Let's go back to the CWNA Official Study Guide:
The lower the ratio, the less resistant the signal is to interference and the grater the data rate will be.
The lower ratio, which means 7/8 (FEC 7/8, not absolute value of 7/8 ) here, will result in more data bits and less redundancy bits, accordingly the greater data rate and less resistant the signal is to interference. 
Yes. A quick summary:
If we see a rate of 1/2, don't think in math terms of a numerator and denominator. Think of an FEC encoder with an input and an output.
Think of "what comes before the slash / " as bits into the encoder and "what comes after the slash /" as bits out of the encoder.
In this case, for every one [ "1"  before the slash ] bit into the encoder, two [ "2"  after the slash ] bits come out of the encoder.
We then use this ratio to determine the output bit rate for any input bit rate.
For example, if there were 800 bit/s coming into the encoder, we simply invert the ratio and multiply, giving:
800 bit/s times [ 2/1 ] giving us 1600 bit/s output.
The output is a "mixture" of original data bits plus EDC bits.
Similarly if we used a 7/8 encoder, this means that for every seven bits coming in to the encoder, 8 bits will leave the encoder [ 7 original data bits plus one EDC bit ].
Dave 
If we see a rate of 1/2, don't think in math terms of a numerator and denominator. Think of an FEC encoder with an input and an output.
Agree. But this is also why people get confused... 
Yes. This is a case of terminology causing confusion. What makes it even more confusing is that in one area, we DO have to think of the values as a fraction, and that is when we calculate output bit rate as = input bit rate times the inverse of the fec coding "rate".
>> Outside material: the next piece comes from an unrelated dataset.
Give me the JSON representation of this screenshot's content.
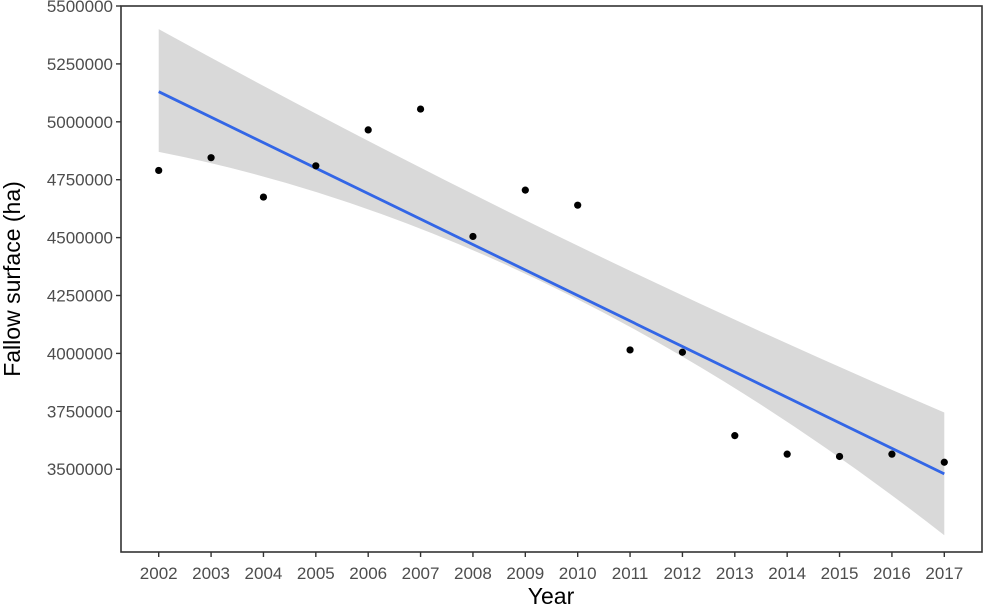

Sadly this terminology vagueness or change in meanings also applies to terms like "baseband and broadband" whose true meanings have changed over the years.
Does all this matter ? Absolutely this does. FEC is going to become more and more important in WiFi systems as time goes on.
If you end up designing long range MWAN and WAN radio links, the correct FEC value can make hundreds of thousands of dollars in difference in project costs. Then there are a bunch of actual different types of coding including ReedSolomon, Turbo, etc. Each has it's own place with it's own pro's and con's.
It's when we have to chose the correct type of FEC code rate given constraints of available power/bandwidth/processing speed/memory that things become "interesting".
Dave 
Thanks Dave.
I quote the following words from Page 286287, 802.11 Wireless Networks: The Definitive Guide (2005) to make it clearer, if possible.
The second parameter, the coding rate (R), determines how many redundant bits are added. It is expressed as the number of data bits transmitted as a ratio of the total number of coded bits. A convolutional code with R=1/2 transmits one data bit for every two code bits. More aggressive codes may have less redundant information, such as R=3/4, where only 25% of the bits are redundant.
Selecting a coding rate is a matter of engineering. As the code rate decreases, more code bits are available to correct errors, and the code becomes more robust. However, the price of robustness is decreased throughput. 802.11a specifies three code rates ranging from 1/2 at the most conservative end to 3/4 at the most aggressive end.
I hope the definition above as well as Dave's explanations help all of CWNA folks understand the convolutional code.